Construire, c’est prévoir. Étant donné l’importance du maintien des actifs pour la pérennité des bâtiments, il est primordial d’y songer dès la conception d’un ouvrage.
Envisager le maintien des actifs* dès la conception d’un projet devrait toujours être prioritaire, selon Karine Faucher-Lamontagne, architecte associée chez STGM. Or, lors de la construction, les donneurs d’ouvrage privilégient souvent le coût au détriment de l’analyse du cycle de vie* ou de la durabilité des matériaux. « On n’opte pas pour la durabilité, mais pour arriver au budget qui a été décidé en haut lieu, confirme Anik Lefebvre, associée chez Provencher Roy, qui mène surtout des projets avec le gouvernement. Ce qui est plus facile à couper, ce sont les matériaux utilisés pour la finition, notamment. C’est dommage. »
La facilité d’entretien ou de remplacement doit elle aussi faire l’objet d’une attention particulière au moment de la conception, d’après l’associée de STGM. « Par exemple, un hall d’entrée sur trois étages dans un espace public, c’est magnifique. Mais comment va-t-on entretenir ou changer un luminaire qui a nécessité une grue au moment de son installation ? »

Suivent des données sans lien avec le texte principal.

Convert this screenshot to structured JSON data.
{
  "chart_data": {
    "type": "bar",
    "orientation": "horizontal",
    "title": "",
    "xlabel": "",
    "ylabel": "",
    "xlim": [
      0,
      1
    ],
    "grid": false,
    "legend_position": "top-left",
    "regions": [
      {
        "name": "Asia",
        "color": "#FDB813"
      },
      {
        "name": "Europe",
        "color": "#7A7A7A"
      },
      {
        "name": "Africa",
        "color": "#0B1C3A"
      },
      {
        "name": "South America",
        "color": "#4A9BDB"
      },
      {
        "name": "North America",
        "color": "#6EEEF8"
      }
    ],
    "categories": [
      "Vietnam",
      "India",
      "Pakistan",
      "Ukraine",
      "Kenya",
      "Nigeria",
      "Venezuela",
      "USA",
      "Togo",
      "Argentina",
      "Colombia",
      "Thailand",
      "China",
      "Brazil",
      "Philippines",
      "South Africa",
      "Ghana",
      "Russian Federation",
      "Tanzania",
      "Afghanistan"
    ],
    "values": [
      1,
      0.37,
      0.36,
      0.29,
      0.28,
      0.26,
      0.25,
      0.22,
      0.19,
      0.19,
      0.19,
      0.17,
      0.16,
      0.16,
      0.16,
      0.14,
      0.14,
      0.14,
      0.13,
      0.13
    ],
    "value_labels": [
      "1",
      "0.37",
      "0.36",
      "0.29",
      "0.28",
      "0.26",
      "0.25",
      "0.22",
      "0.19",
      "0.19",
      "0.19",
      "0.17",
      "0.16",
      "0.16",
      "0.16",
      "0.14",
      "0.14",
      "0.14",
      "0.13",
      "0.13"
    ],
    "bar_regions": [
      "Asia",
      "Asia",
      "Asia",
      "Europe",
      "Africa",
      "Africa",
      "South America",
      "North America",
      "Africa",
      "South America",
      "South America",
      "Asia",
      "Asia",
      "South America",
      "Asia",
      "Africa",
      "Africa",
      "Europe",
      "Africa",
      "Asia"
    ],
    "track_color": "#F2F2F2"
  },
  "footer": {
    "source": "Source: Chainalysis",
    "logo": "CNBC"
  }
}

Anik Lefebvre mentionne en outre l’importance de prévoir l’emplacement des accès aux grandes salles de mécanique dès la conception, notamment en ce qui concerne les hôpitaux. « On sait d’avance qu’il y aura là des équipements à remplacer, comme de gros systèmes de ventilation. Souvent, prévoir des portes n’est pas esthétique, alors on va plutôt penser à une section de mur qu’on pourra facilement démonter pour permettre de faire entrer ou sortir un équipement. »
Outils technologiques… et inspection physique
La plateforme BIM (pour building information modeling ou bâti immobilier modélisé) permet bien sûr de prévoir le maintien d’actifs au moment de la conception.
« C’est presque infini les possibilités qu’offre le BIM », indique Karine Faucher-Lamontagne. On peut calculer les quantités de matériaux nécessaires, leur durée de vie, prévoir quand ils devront être remplacés et même y inclure les bons de commande. « Si on y insère bien les informations, le propriétaire du bâtiment n’a même plus besoin des catalogues. »
Encore faut-il que l’utilisation du BIM se répande auprès des gestionnaires d’immeubles responsables du maintien des actifs (voir « Un bilan de santé des bâtiments, de A à E »).
Après la construction, l’architecte peut continuer de jouer un rôle d’accompagnement. « Ce que le gouvernement recommande, et c’est une bonne pratique dans la profession, c’est qu’une fois tous les cinq ans, un architecte, un technologue en architecture ou un professionnel du bâtiment fasse une inspection de la construction, souligne Karine Faucher-Lamontagne. Est-ce que le bâtiment vieillit bien ou montre-t-il des signes de vieillissement prématuré ? On avise le propriétaire des changements à effectuer, et à quel moment. »
* Voir « Petit lexique du maintien des actifs ».
Selon Me Marie-Pierre Bédard, directrice du service des sinistres à la direction du fonds d’assurance de l’OAQ, tant que la conception se qualifie de service professionnel, les architectes sont protégés en matière de responsabilité professionnelle. « La limite d’assurances est la même pour tous et toutes, peu importe ce qui est prévu dans la conception et les matériaux utilisés. » En revanche, un ou une architecte ne peut pas garantir la performance ou la durée de vie de matériaux, et il ou elle doit s’assurer de rester dans son champ de compétence et ne pas se prononcer, par exemple, sur des services qui relèveraient de l’ingénierie.